Entertainment

Much Ado About Pepsi/iTunes ‘Hack’

Apple and Pepsi’s iTunes giveaway, which promises a free music download coupon under 1 in 3 Pepsi bottlecaps, made a big splash with an ad aired during January’s Super Bowl. Now, is the promotion on the rocks following disclosure of a tactic to identify winning bottles without purchasing them first? Not likely, according to analysts and Mac experts.

According to a piece first posted Wednesday on Web site macmerc.com, buyers can easily determine whether or not a particular bottle of Pepsi has a coupon good for a free iTunes song.

Just hold the bottle at an angle — about 25 degrees — and look under the cap. If you see any part of the words “Please try again,” put it back on the shelf and try again.

“There are no random letters involved,” the macmerc.com article says. “If you don’t see any of those words and you have given the bottle a twist (to check from all angles), make a purchase.”

Stating the Obvious

Analysts expressed skepticism that the tactic will have a major impact on the Pepsi/iTunes campaign.

“I’m glad these geeks figured out what 12-year-olds have known all this time!” GartnerG2 research director Mike McGuire told the E-Commerce Times.

McGuire also questioned the macmerc.com article’s suggestion that would-be bottle hackers practice the technique first. “Just buy a few and take them home. Get the knack for the angle. It isn’t that hard to pull off without looking like a huge tool,” the article states.

“‘Don’t try this in the store? Take some home and practice?’ It seems that would undercut the whole point, which makes me think the writer was being facetious,” McGuire said.

What’s an iTune?

Likewise, IDC research manager Jonathan Gaw questioned the overall effect of this “hack” on either Pepsi or Apple.

“Think about the way Pepsi markets. Their market is everybody. All these bottles [with this promotion] are going after the entire population, and most of their drinkers may not even know what an iTune is,” Gaw told the E-Commerce Times. “Those who do may not have a broadband connection or an iPod player to play these songs anyway.

“A lot of these winning iTunes caps are just getting tossed in the trash,” Gaw said.

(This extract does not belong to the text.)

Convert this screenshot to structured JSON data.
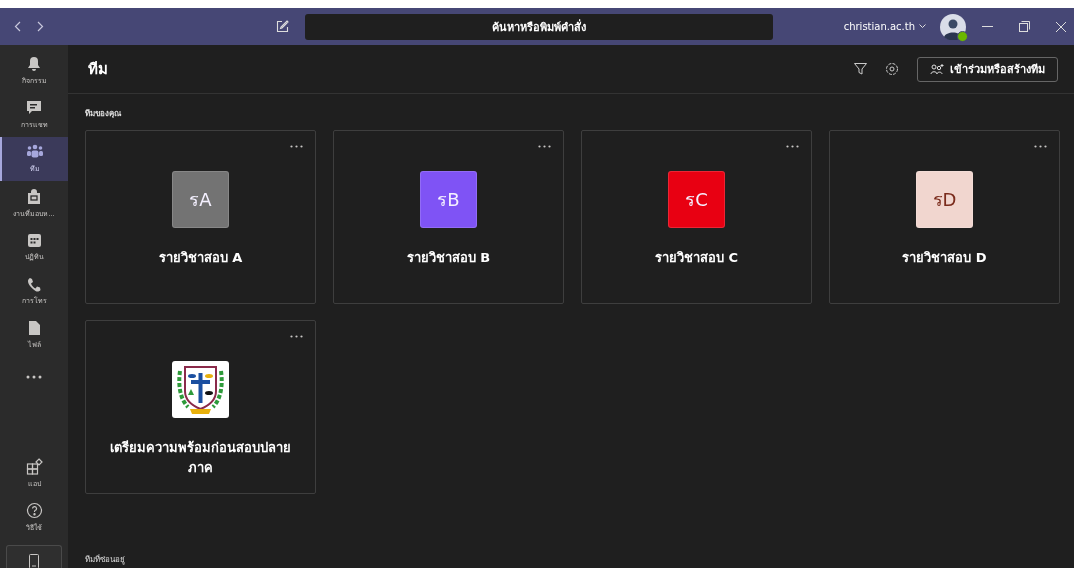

Macmerc.com had a somewhat different take on that prediction. Pepsi has disclosed it expects to pay for only about one-third of the 100 million songs offered, “so I say, let’s let [non-iTunes users] have the unlucky caps. They weren’t going to cash them in anyway,” the article states.

Smart Moves

Nevertheless, Gaw said that, from Pepsi’s point of view, disclosure of this “hack” is great. “If it gets more geeks to drink Pepsi, more power to them,” he said.

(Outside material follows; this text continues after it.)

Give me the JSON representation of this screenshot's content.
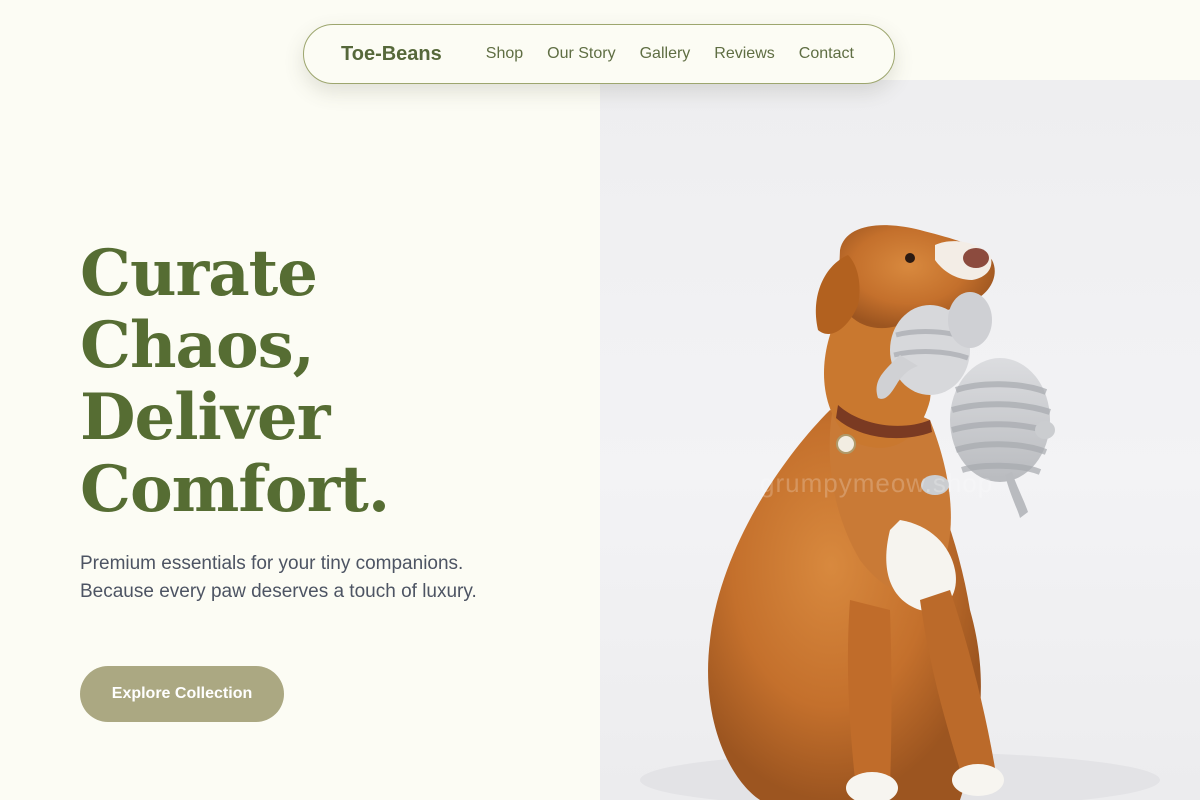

“Of these people who do the ‘hack,’ what percentage drinks Pepsi products? If, say, half of them already drink Pepsi and the other half Coke, and Pepsi can get a percentage to switch over to Pepsi, Pepsi has done what it set out to do,” he added.

The Mac Observer publisher Bryan Chaffin called the Pepsi promotion a huge win for Apple as well.

“It will be bringing hundreds of thousands of people to the iTMS, perhaps millions, and many millions more will be thinking about Apple, which benefits the iPod and the Mac platform just as much as it does the iTMS,” Chaffin told the E-Commerce Times.

He said Apple’s recent decisions to look outside of its usual branding methods — its move to cross-promote the iPod and iTMS with the Pepsi giveaway, sell iTMS gift cards at Target, and let HP rebrand iPods as “hPods” — are smart moves.

“I’d like to see Apple expand this sort of marketing,” Chaffin said. “It’s high time that Apple thinks differently about its marketing, and this is, perhaps, the first sign of change.”

The Right Focus

Overall, McGuire said, Apple’s success over rivals like Napster in the still-nascent online music industry has a lot to do with the fact that Apple was the first major entity to deliver a legal and compelling package.

“Napster works. Samsung makes a good player. But I don’t think they have the budget for effective advertising,” McGuire said. “Apple has more money invested in advertising than anyone else, and you have got to wonder what these other vendors are thinking.”

McGuire said most competitors do not seem to understand that, with consumer products, it is the experience, not the technology, that matters. And Apple’s advertising and marketing focuses on the experience.

“Given that it is still a developing market, Apple can’t have a lock already,” he said. “What is it? What are these other guys missing?”